Phase 1b Study of BET Inhibitor PLX2853 in Patients with Relapsed or Refractory Acute Myeloid Leukemia or High Risk Myelodysplastic Syndrome

Background: Relapsed and refractory myeloid malignancies including myelodysplastic syndrome (MDS) and acute myeloid leukemia (AML) remain a clinical challenge due to high morbidity and mortality as well as a paucity of effective therapeutic agents. PLX2853 is an orally available, non-benzodiazepine bromodomain and extraterminal domain (BET) inhibitor that exhibits low nanomolar potency and a modest preference for binding to the second bromodomain (BD2) of the BET proteins. By regulating genes (e.g., MYC and BCL2) critical to leukemic cell growth and survival, PLX2853 has demonstrated broad anti-leukemic activity both as a single agent and in combination with other therapeutic agents in preclinical models. The pharmacokinetic (PK) profiles in patients with AML or MDS revealed high peak plasma concentrations, a short terminal half-life (T_1/2 < 3 hour), and nearly complete elimination from the plasma by 9 hour post dose. This PK profile is hypothesized to enable improved tolerability by allowing transient target engagement followed by time for recovery after daily dosing.
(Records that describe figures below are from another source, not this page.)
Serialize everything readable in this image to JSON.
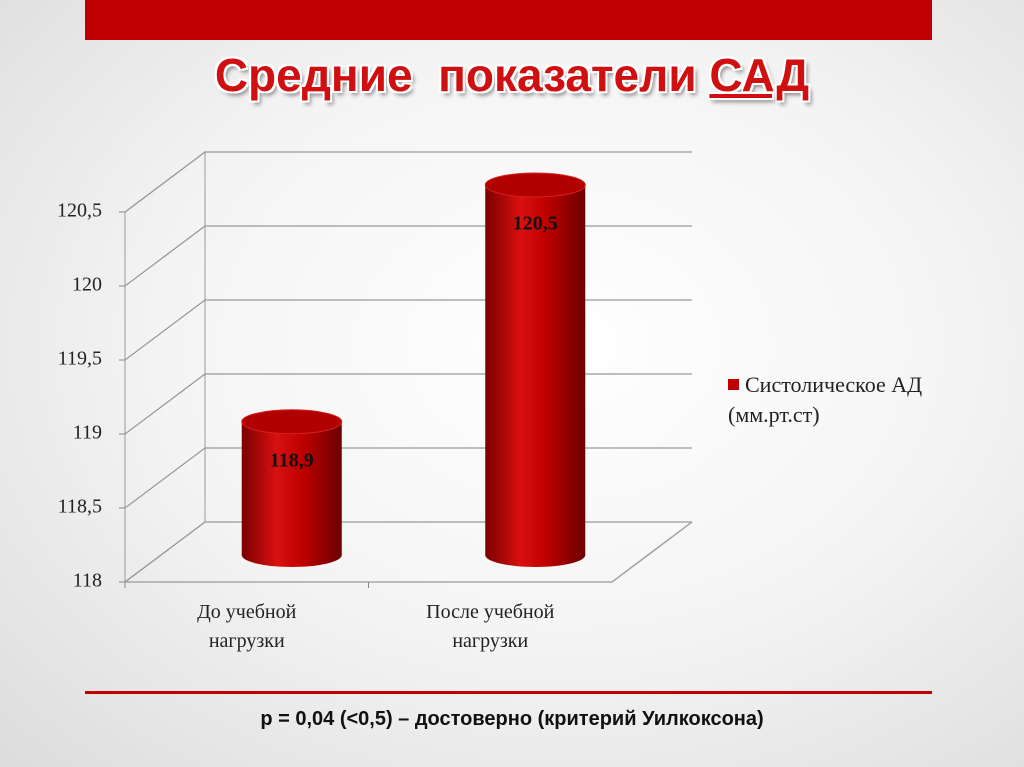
{
  "chart_data": {
    "type": "bar",
    "title": "Средние  показатели",
    "title_underlined": "САД",
    "categories": [
      "До учебной нагрузки",
      "После учебной нагрузки"
    ],
    "series": [
      {
        "name": "Систолическое АД (мм.рт.ст)",
        "color": "#c00000",
        "values": [
          118.9,
          120.5
        ],
        "value_labels": [
          "118,9",
          "120,5"
        ]
      }
    ],
    "ylim": [
      118,
      120.5
    ],
    "yticks": [
      118,
      {
        "value": 118.5,
        "label": "118,5"
      },
      119,
      {
        "value": 119.5,
        "label": "119,5"
      },
      120,
      {
        "value": 120.5,
        "label": "120,5"
      }
    ],
    "grid": true,
    "legend": "right",
    "footnote": "p = 0,04 (<0,5) – достоверно (критерий Уилкоксона)"
  }
}
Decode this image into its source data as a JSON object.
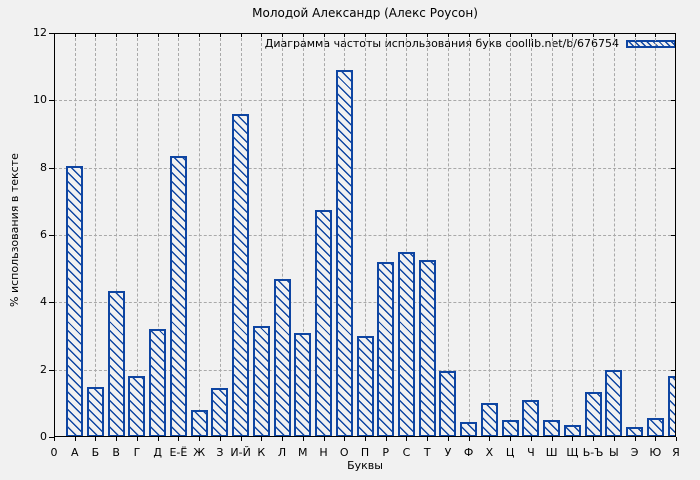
{
  "chart_data": {
    "type": "bar",
    "title": "Молодой Александр (Алекс Роусон)",
    "legend": {
      "label": "Диаграмма частоты использования букв coollib.net/b/676754",
      "position": "top-right-inside"
    },
    "xlabel": "Буквы",
    "ylabel": "% использования в тексте",
    "origin_tick_label": "0",
    "categories": [
      "А",
      "Б",
      "В",
      "Г",
      "Д",
      "Е-Ё",
      "Ж",
      "З",
      "И-Й",
      "К",
      "Л",
      "М",
      "Н",
      "О",
      "П",
      "Р",
      "С",
      "Т",
      "У",
      "Ф",
      "Х",
      "Ц",
      "Ч",
      "Ш",
      "Щ",
      "Ь-Ъ",
      "Ы",
      "Э",
      "Ю",
      "Я"
    ],
    "values": [
      8.05,
      1.5,
      4.35,
      1.8,
      3.2,
      8.35,
      0.8,
      1.45,
      9.6,
      3.3,
      4.7,
      3.1,
      6.75,
      10.9,
      3.0,
      5.2,
      5.5,
      5.25,
      1.95,
      0.45,
      1.0,
      0.5,
      1.1,
      0.5,
      0.35,
      1.35,
      2.0,
      0.3,
      0.55,
      1.8
    ],
    "ylim": [
      0,
      12
    ],
    "yticks": [
      0,
      2,
      4,
      6,
      8,
      10,
      12
    ],
    "grid": "dashed-both-axes",
    "bar_fill": "diagonal-hatch",
    "colors": {
      "bar": "#0e45a2",
      "background": "#f1f1f1",
      "grid": "#a9a9a9",
      "axis": "#000000",
      "text": "#000000"
    }
  }
}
Methods: This is an open-label, Phase 1b (Ph1b) study of PLX2853 as a single oral agent administered daily for 21 day cycles in adult patients with relapsed or refractory AML or high risk MDS. A modified continuous reassessment model with escalation with overdose control is employed to determine the recommended phase 2 dose (RP2D). Primary objectives include safety and PK. Secondary objectives include measures of preliminary efficacy, and exploratory objectives include pharmacodynamics (PD) biomarker assessments. Enrollment through Cohort 5 (140 mg QD) is ongoing as of July 2020.

Results: 9 subjects with relapsed or refractory AML and 7 subjects with high risk MDS (median age 65.7 years, range 47-77 years old; median number of prior therapies 2.3, range 1-5 prior therapies) have received PLX2853 in escalating doses from 20 to 140 mg QD. Through the data cut-off of 19 Jul 2020 (n=16), the most common treatment emergent adverse events (AEs) regardless of causality occurring in ≥20% of patients (n≥4) are: decreased appetite (n=9), (n=8), fatigue (N=8), hyperbilirubinemia (N=8), nausea (n=7), constipation (n=6), hypokalemia (n=6), leukopenia (n=6), vomiting (n=5), international normalised ratio increased (n=5), proteinuria (n=5), and dyspnea (n=5). Most were grade (G) 1-2. Treatment emergent AEs > G2 in > 1 patients are: anemia (n=7), leukopenia (n=5) hyperbilirubinemia (n=4), febrile neutropenia (n=4), sepsis (n=3), thrombocytopenia (n=3), hypertension (n=2), lymphocyte count decreased (n=3), and neutrophil count decreased (n=3). No dose limiting toxicity (DLT) has been observed. Following a daily dose of PLX2853 the median time to reach maximal plasma concentration (T_max) is 1 hour, and no accumulation observed at steady state, which is consistent with the short T_1/2 (< 3 hours). Dose-dependent increases in exposures were observed across the dose range tested (20-80 mg daily). Fifteen of 16 subjects have completed at least 1 cycle of treatment. The following best overall responses have been observed: 1 subject with a confirmed marrow complete remission, 1 subject with a partial remission (myeloid sarcoma), 10 subjects with stable disease, 1 subject with progressive disease, and 3 subjects not evaluable.

Conclusions: In an ongoing Ph1b study of PLX2853, four cohorts have been completed with continuous, once daily dosing in patients with relapsed or refractory AML or high risk MDS, and no DLTs have been observed yet. As dose escalation continues, PK, PD, preliminary safety, and efficacy data will be reviewed further to determine the clinical significance of this BET inhibitor and identify the RP2D. This clinical trial is registered at clinicaltrials.gov: NCT03787498.